Watch your 6, or is it your I/O? It is the I/O, yes
As I said in my previous post, tasked with having to load 3.1 million files into RavenDB, most of them in the 1 – 2 KB range.
Well, the first thing I did had absolutely nothing to do with RavenDB, it had to do with avoiding dealing with this:
As you can see, that is a lot.
But when the freedb dataset is distributed, what we have is actually:
This is a tar.bz2, which we can read using the SharpZipLib library.
The really interesting thing is that reading the archive (even after adding the cost of decompressing it) is far faster than reading directly from the file system. Most file systems do badly on large amount of small files, and at any rate, it is very hard to optimize the access pattern to a lot of small files.
However, when we are talking about something like reading a single large file? That is really easy to optimize and significantly reduces the cost on the input I/O.

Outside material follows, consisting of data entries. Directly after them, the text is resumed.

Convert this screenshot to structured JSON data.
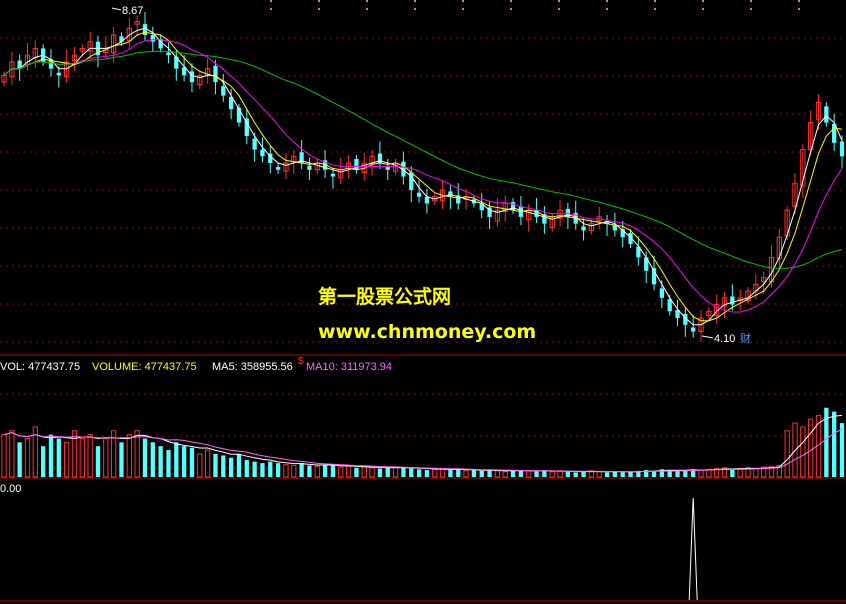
{
  "chart_data": {
    "type": "candlestick",
    "price_panel": {
      "high_label": "8.67",
      "low_label": "4.10",
      "marker_label": "财",
      "marker_bottom": "$",
      "up_color": "#ff3030",
      "down_color": "#54ffff",
      "ma_colors": [
        "#ffffff",
        "#ffff00",
        "#ff00ff",
        "#00c000"
      ],
      "closes": [
        7.9,
        8.1,
        8.0,
        8.2,
        8.3,
        8.1,
        8.0,
        7.9,
        8.1,
        8.2,
        8.3,
        8.4,
        8.2,
        8.3,
        8.5,
        8.4,
        8.6,
        8.7,
        8.5,
        8.4,
        8.3,
        8.2,
        8.0,
        7.9,
        7.8,
        7.9,
        8.0,
        7.8,
        7.6,
        7.4,
        7.2,
        7.0,
        6.8,
        6.7,
        6.6,
        6.5,
        6.6,
        6.7,
        6.6,
        6.5,
        6.6,
        6.5,
        6.4,
        6.5,
        6.6,
        6.5,
        6.6,
        6.7,
        6.6,
        6.5,
        6.6,
        6.4,
        6.2,
        6.1,
        6.0,
        6.1,
        6.2,
        6.1,
        6.0,
        6.1,
        6.0,
        5.9,
        5.8,
        5.9,
        6.0,
        5.9,
        5.8,
        5.9,
        5.8,
        5.7,
        5.8,
        5.9,
        5.8,
        5.7,
        5.6,
        5.7,
        5.8,
        5.7,
        5.6,
        5.5,
        5.4,
        5.2,
        5.0,
        4.8,
        4.6,
        4.4,
        4.3,
        4.2,
        4.1,
        4.3,
        4.4,
        4.5,
        4.6,
        4.5,
        4.6,
        4.7,
        4.8,
        4.9,
        5.2,
        5.5,
        5.9,
        6.3,
        6.8,
        7.2,
        7.5,
        7.2,
        6.9,
        6.7
      ]
    },
    "volume_panel": {
      "label_vol": "VOL: 477437.75",
      "label_volume": "VOLUME: 477437.75",
      "label_ma5": "MA5: 358955.56",
      "label_ma10": "MA10: 311973.94",
      "ma5_color": "#ffffff",
      "ma10_color": "#ff66ff",
      "values": [
        0.55,
        0.6,
        0.45,
        0.5,
        0.65,
        0.4,
        0.55,
        0.5,
        0.45,
        0.6,
        0.5,
        0.55,
        0.4,
        0.5,
        0.6,
        0.45,
        0.55,
        0.6,
        0.5,
        0.45,
        0.4,
        0.35,
        0.45,
        0.4,
        0.38,
        0.3,
        0.35,
        0.3,
        0.28,
        0.25,
        0.3,
        0.22,
        0.2,
        0.18,
        0.2,
        0.18,
        0.16,
        0.15,
        0.18,
        0.15,
        0.14,
        0.16,
        0.15,
        0.13,
        0.14,
        0.12,
        0.13,
        0.12,
        0.11,
        0.12,
        0.13,
        0.12,
        0.11,
        0.1,
        0.09,
        0.1,
        0.11,
        0.09,
        0.1,
        0.08,
        0.09,
        0.08,
        0.09,
        0.08,
        0.07,
        0.08,
        0.09,
        0.08,
        0.07,
        0.08,
        0.07,
        0.08,
        0.07,
        0.06,
        0.07,
        0.08,
        0.07,
        0.06,
        0.07,
        0.06,
        0.07,
        0.08,
        0.09,
        0.08,
        0.1,
        0.09,
        0.08,
        0.09,
        0.1,
        0.09,
        0.1,
        0.11,
        0.12,
        0.1,
        0.11,
        0.12,
        0.11,
        0.13,
        0.14,
        0.15,
        0.6,
        0.7,
        0.65,
        0.75,
        0.8,
        0.9,
        0.85,
        0.7
      ]
    },
    "indicator_panel": {
      "label": "0.00",
      "spike_index": 88,
      "line_color": "#ffffff"
    }
  },
  "watermark": {
    "line1": "第一股票公式网",
    "line2": "www.chnmoney.com",
    "color": "#ffff00"
  }
}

Just this step has reduced the cost of importing by a significant factor, we are talking about twice as much as before, and with a lot less disk activity.
Comments
Damn, I thought about that too. Now I'm sad I didn't mention it in previous thread.
My thought is that NTFS just plain sucks with that much files even if they are large. UNIX filesystem dose not have that much problems with it.
@Steve: ext* would still be a lot slower to read millions of files in sequence than using an archive, assuming you don't care about the order in which you read files. It's because a file's size is measured in pages, and you get lots of free space between the files, so even if the files are all sequential on disk there's a lot of seek time. I think even an uncompressed tar file would be faster than pretty much any OS.
Not to mention that most compression schemes (e.g. zip, gzip, but not bz2) can be decompressed faster than they are read from disk on modern machines, meaning I/O is still the bottleneck even on compressed files.
How about just getting a good SSD? :D
Yes, it's a shame modern 'high performance' filesystems (NTFS, i'm talking to you) can't handle 50 thousand small files in a single directory. Some time ago a bug in my company's application that resulted in creation of thousands of temp files brought down the whole server - IIS, the application and even file explorer. And it was hard to find too because the filesystem behaved as if the hardware was failing or the disk logical structure was corrupt.
@Dan: +1 Because if Ayende had gotton a good SSD, the Size on disk of all his files would've been less than 743 MB.
@Dan, Patrick, Darius: Are you suggesting that Ayende should tell all his customers to install SSDs on their DB servers instead of enabling his software to read tarballs?
Having such huge amount of file is a pain for every filesystem, because you have files that are smaller than the size of a cluster in the disk, and this mean wasted space and wasted time in reading and writing on disk. The picture of ayende shows how the real file size on disk is four time bigger than file size.
Having them stored as a single compressed file is a good strategy, because you are trading disk activity with CPU activity to decompress the file and this is a gain because disk is much more slower. The good part is that all compression libraries have the option to create an archive at 0 compression level, this permits to avoid spending CPU cycle for decompression, but with the advantage of handling everything as a single file.